Tiere

Meine Fresse!


Peter Iwaniewicz
Falters Zoo | aus FALTER 23/17 vom 07.06.2017


Zeichnung: Bernd Püribauer » zur Tier-Galerie

Nach all den gesichtslosen Unwettern, antlitzzentrierten Listengründungen und sichtbehindernden Hochhausturmbauabstimmungssiegen gibt es auch eine antagonistische Schlagzeile: „Fisch ohne Gesicht entdeckt!“. Der jetzt entdeckte Tiefseefisch gehört vermutlich zur Art Typhlonus nasus und ist sehr weitläufig mit dem Barsch verwandt. Interessant, wie aufgeregt und sensationell quasi alle Medien darüber berichteten, als ob der Besitz eines Gesichts nicht nur Menschenrecht, sondern auch erste Pflicht jedes anderen Lebewesens wäre.
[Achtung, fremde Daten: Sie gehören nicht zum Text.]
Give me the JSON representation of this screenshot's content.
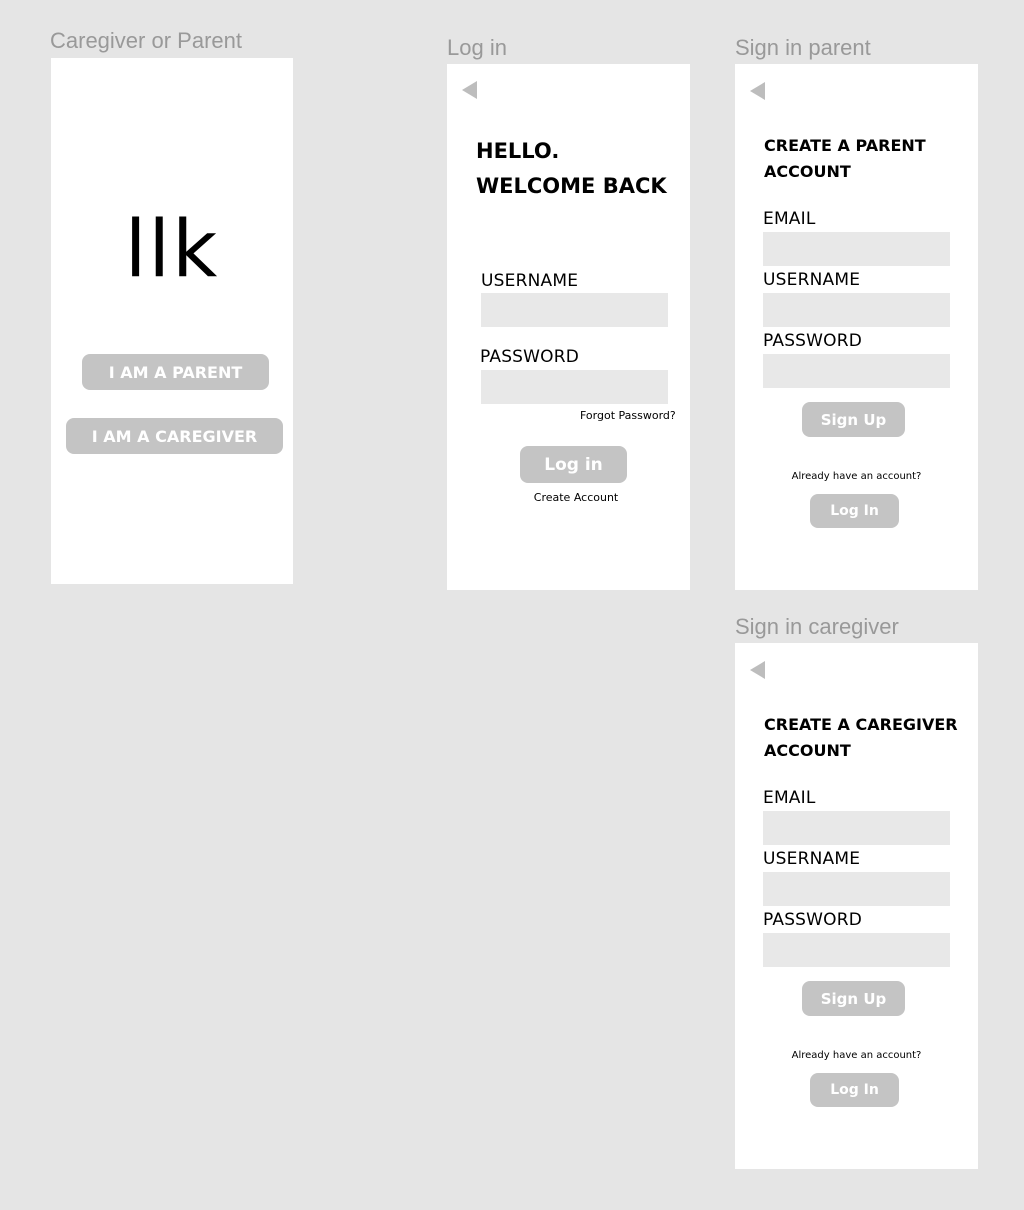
{
  "canvas_bg": "#e5e5e5",
  "colors": {
    "button": "#c4c4c4",
    "input": "#e8e8e8",
    "frame_label": "#999999",
    "back_icon": "#bdbdbd"
  },
  "frames": {
    "choose_role": {
      "label": "Caregiver or Parent",
      "logo": "llk",
      "parent_button": "I AM A PARENT",
      "caregiver_button": "I AM A CAREGIVER"
    },
    "login": {
      "label": "Log in",
      "back_icon": "back-arrow-icon",
      "heading_line1": "HELLO.",
      "heading_line2": "WELCOME BACK",
      "username_label": "USERNAME",
      "password_label": "PASSWORD",
      "forgot_password": "Forgot Password?",
      "login_button": "Log in",
      "create_account": "Create Account"
    },
    "signin_parent": {
      "label": "Sign in parent",
      "back_icon": "back-arrow-icon",
      "heading_line1": "CREATE A PARENT",
      "heading_line2": "ACCOUNT",
      "email_label": "EMAIL",
      "username_label": "USERNAME",
      "password_label": "PASSWORD",
      "signup_button": "Sign Up",
      "already_text": "Already have an account?",
      "login_button": "Log In"
    },
    "signin_caregiver": {
      "label": "Sign in caregiver",
      "back_icon": "back-arrow-icon",
      "heading_line1": "CREATE A CAREGIVER",
      "heading_line2": "ACCOUNT",
      "email_label": "EMAIL",
      "username_label": "USERNAME",
      "password_label": "PASSWORD",
      "signup_button": "Sign Up",
      "already_text": "Already have an account?",
      "login_button": "Log In"
    }
  }
}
Es mag ja naseweis wirken, aber genau besehen verwendet man den Begriff „Gesicht“ nur bei Primaten und bei diesen wiederum nur für den vorderen Teil des Kopfs. Die Stirn wird anatomisch bereits zum Schädel des Kopfes gezählt, darf aber wegen ihrer besonderen Bedeutung für die menschliche Mimik noch beim Gesicht mitmachen. Die beiden Ohren gehören definitiv nicht mehr dazu. Man kann sich zwar auch mit Händen und Füßen verständlich machen, aber nie mit diesen ausdrucksschwachen Kopfanhängseln. Auch hat sich noch nie ein Verdächtiger durch seine Ohrenbewegungen beim Verhör verraten.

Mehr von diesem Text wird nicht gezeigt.